Lo más fácil que ocurra es que los coches se empiecen a mover, cada vez a mayor velocidad, y haya que volver a poner al bebé en su sillita rápidamente, con lo cual se volverá a poner nervioso, llorar, etc., es decir, no hemos conseguido nada y hemos puesto en peligro su vida.
La mejor opción es sin duda detener el vehículo en una zona de servicio o de descanso, si no nos queremos desviar mucho de nuestra ruta, alimentar al bebé y tratar de tranquilizarle.


La lactancia materna en este sentido tiene muchos aspectos positivos, además del “coste cero”, siempre está disponible y a la temperatura adecuada. Si toma el biberón tendremos que buscar un microondas para calentar un biberón o tener un “calientaleches” para la toma de 12V del coche.
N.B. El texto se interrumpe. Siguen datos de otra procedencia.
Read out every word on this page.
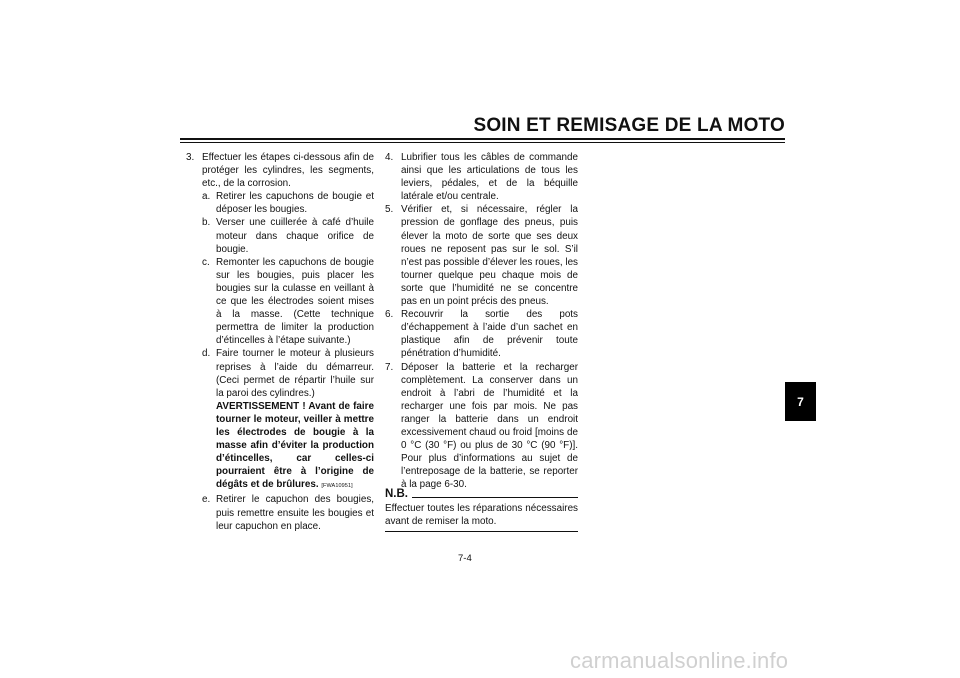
SOIN ET REMISAGE DE LA MOTO
3. Effectuer les étapes ci-dessous afin de protéger les cylindres, les segments, etc., de la corrosion.
a. Retirer les capuchons de bougie et déposer les bougies.
b. Verser une cuillerée à café d’huile moteur dans chaque orifice de bougie.
c. Remonter les capuchons de bougie sur les bougies, puis placer les bougies sur la culasse en veillant à ce que les électrodes soient mises à la masse. (Cette technique permettra de limiter la production d’étincelles à l’étape suivante.)
d. Faire tourner le moteur à plusieurs reprises à l’aide du démarreur. (Ceci permet de répartir l’huile sur la paroi des cylindres.)
AVERTISSEMENT ! Avant de faire tourner le moteur, veiller à mettre les électrodes de bougie à la masse afin d’éviter la production d’étincelles, car celles-ci pourraient être à l’origine de dégâts et de brûlures. [FWA10951]
e. Retirer le capuchon des bougies, puis remettre ensuite les bougies et leur capuchon en place.
4. Lubrifier tous les câbles de commande ainsi que les articulations de tous les leviers, pédales, et de la béquille latérale et/ou centrale.
5. Vérifier et, si nécessaire, régler la pression de gonflage des pneus, puis élever la moto de sorte que ses deux roues ne reposent pas sur le sol. S’il n’est pas possible d’élever les roues, les tourner quelque peu chaque mois de sorte que l’humidité ne se concentre pas en un point précis des pneus.
6. Recouvrir la sortie des pots d’échappement à l’aide d’un sachet en plastique afin de prévenir toute pénétration d’humidité.
7. Déposer la batterie et la recharger complètement. La conserver dans un endroit à l’abri de l’humidité et la recharger une fois par mois. Ne pas ranger la batterie dans un endroit excessivement chaud ou froid [moins de 0 °C (30 °F) ou plus de 30 °C (90 °F)]. Pour plus d’informations au sujet de l’entreposage de la batterie, se reporter à la page 6-30.
N.B.
Effectuer toutes les réparations nécessaires avant de remiser la moto.
7-4
7
carmanualsonline.info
Algo muy importante mantener a los bebés siempre hidratados, algo a tener en cuenta en los viajes, sobre todo si éstos son en periodos estivales.

Planificación del viaje


Planificar las paradas a realizar en el viaje es algo que resulta fundamental cuando viajamos con niños, pero si viajamos con bebés lactantes puede ser la diferencia entre un viaje agotador y un viaje al menos “normal”. Normalmente los bebés tienen sus horas, y en algunos casos se alimentan “a demanda” con lo que ya no sólo hay que planificar las paradas, sino también estar preparados para posibles emergencias.

 

Como consejo es mejor no marcar una hora de llegada, y si es necesario parar más veces de lo habitual, hacerlo. Las paradas con niños suelen ser más largas, no te preocupes, es completamente normal, además, cada vez es más frecuente encontrar áreas de servicios con salas para lactantes, en las cuales se les puede atender cómodamente, utilizarlas si es necesario.

 

Sin duda, con niños o sin niños en el vehículo, el conductor debe mantener la calma y la concentración en la carretera, cuando somos conductores solo tenemos una misión y es estar lo más atentos posible a la circulación.